The story, written by Dan Abnett, did a good job of explaining who Aquaman is and what’s his role. I didn’t realize that the gill-less-one was half-human and half-Atlantean royalty. I also found out that Aquaman can’t “talk” to fish – he can telepathically “compel” marine life to do his bidding without actually conversing with them. A much-needed clarification, but the way the clarification occurred, it reminded you of those Robot Chicken sketches or Family Guy segments that poked fun at Aquaman’s abilities. I don’t think you want to remind your readers of those portrayls of A-Man if you’re trying to get them to buy into the character.
The story in this issue was a one-and-done like most of the Rebirth issues. The story was ok, but it didn’t do anything to really sell me on the character.

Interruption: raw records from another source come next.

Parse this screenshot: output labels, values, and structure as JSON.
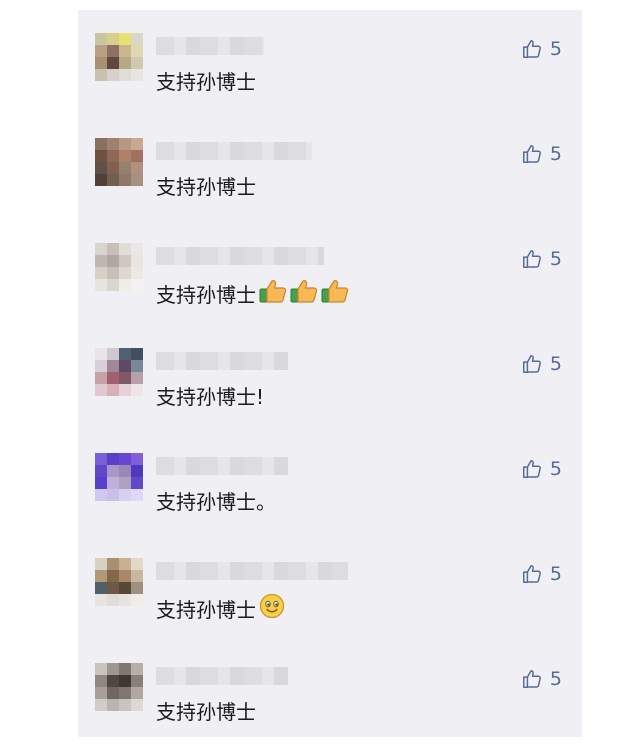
{
  "comments": [
    {
      "text": "支持孙博士",
      "likes": "5",
      "emoji": [],
      "avatar_colors": [
        "#c9c5a0",
        "#d8d08a",
        "#e8e070",
        "#d8d8c8",
        "#b8a080",
        "#907060",
        "#c8b890",
        "#e0d8b0",
        "#a89070",
        "#604840",
        "#b8a888",
        "#d0c8b0",
        "#c8c0b0",
        "#d8d0c8",
        "#e0dcd8",
        "#e8e4e0"
      ]
    },
    {
      "text": "支持孙博士",
      "likes": "5",
      "emoji": [],
      "avatar_colors": [
        "#8a7060",
        "#a08070",
        "#b89880",
        "#c8a890",
        "#705040",
        "#906858",
        "#b08068",
        "#a07060",
        "#605048",
        "#806050",
        "#988070",
        "#b09080",
        "#504038",
        "#706050",
        "#907868",
        "#a89080"
      ]
    },
    {
      "text": "支持孙博士",
      "likes": "5",
      "emoji": [
        "thumbs-up-emoji",
        "thumbs-up-emoji",
        "thumbs-up-emoji"
      ],
      "avatar_colors": [
        "#d8d4d0",
        "#c8c0b8",
        "#e0dcd8",
        "#eae8e6",
        "#c0b8b0",
        "#b0a8a0",
        "#d0c8c0",
        "#e8e4e0",
        "#d8d0c8",
        "#c8c0b8",
        "#e0d8d0",
        "#ece8e4",
        "#e8e4e0",
        "#dcd6d0",
        "#f0ece8",
        "#f4f2f0"
      ]
    },
    {
      "text": "支持孙博士!",
      "likes": "5",
      "emoji": [],
      "avatar_colors": [
        "#e8e4e8",
        "#d0c8d0",
        "#506070",
        "#405060",
        "#d8d0d8",
        "#a08898",
        "#604860",
        "#788898",
        "#c8a0a8",
        "#a06070",
        "#805868",
        "#b8a0a8",
        "#e0c8d0",
        "#d8b0b8",
        "#e8d0d8",
        "#f0e4e8"
      ]
    },
    {
      "text": "支持孙博士。",
      "likes": "5",
      "emoji": [],
      "avatar_colors": [
        "#7a60d8",
        "#5a40c8",
        "#6848d0",
        "#8060d8",
        "#6048c8",
        "#a898c8",
        "#9888b8",
        "#5038c0",
        "#5840c8",
        "#c0b0d8",
        "#b0a0c8",
        "#6048c8",
        "#d0c8f0",
        "#c8c0e8",
        "#d8d0f0",
        "#e0d8f4"
      ]
    },
    {
      "text": "支持孙博士",
      "likes": "5",
      "emoji": [
        "smile-emoji"
      ],
      "avatar_colors": [
        "#d8d0c0",
        "#a89070",
        "#c8b090",
        "#e0d8c8",
        "#b09878",
        "#806848",
        "#a88868",
        "#c8b8a0",
        "#506068",
        "#705848",
        "#584838",
        "#a09080",
        "#e8e4e0",
        "#e0dcd8",
        "#e8e4e0",
        "#f0ece8"
      ]
    },
    {
      "text": "支持孙博士",
      "likes": "5",
      "emoji": [],
      "avatar_colors": [
        "#c8c4c0",
        "#a09890",
        "#807870",
        "#b8b0a8",
        "#908880",
        "#504840",
        "#403830",
        "#888078",
        "#a8a098",
        "#706860",
        "#807870",
        "#b0a8a0",
        "#d0ccc8",
        "#b8b4b0",
        "#c8c4c0",
        "#dcd8d4"
      ]
    }
  ]
}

Four pages were dedicated to him talking to Mera in a diner while eating clam chowder…a bit boring if you ask me. This story may appeal to die-hard fans, but not enough intrigue or classic call-backs (that I could tell) occurred in this book to hook new readers. To me, it seems like the Rebirth issues that are compelling are those that have a good amount of mystery, tie-up loose ends from the New 52 storylines, and remind you of classic moments of the character’s past. I found it interesting that Aquaman’s suit or overall look didn’t have any similarities to the Aquaman we are going to seen in the Justice League movie. If you remember, the Wonder Woman Rebirth issue showed us Diana’s new look and it resembled her look in Batman v Superman.
ROTTING BRAINS gives Aquaman Rebirth…drum roll…2 1/2 rotten brains out of 5.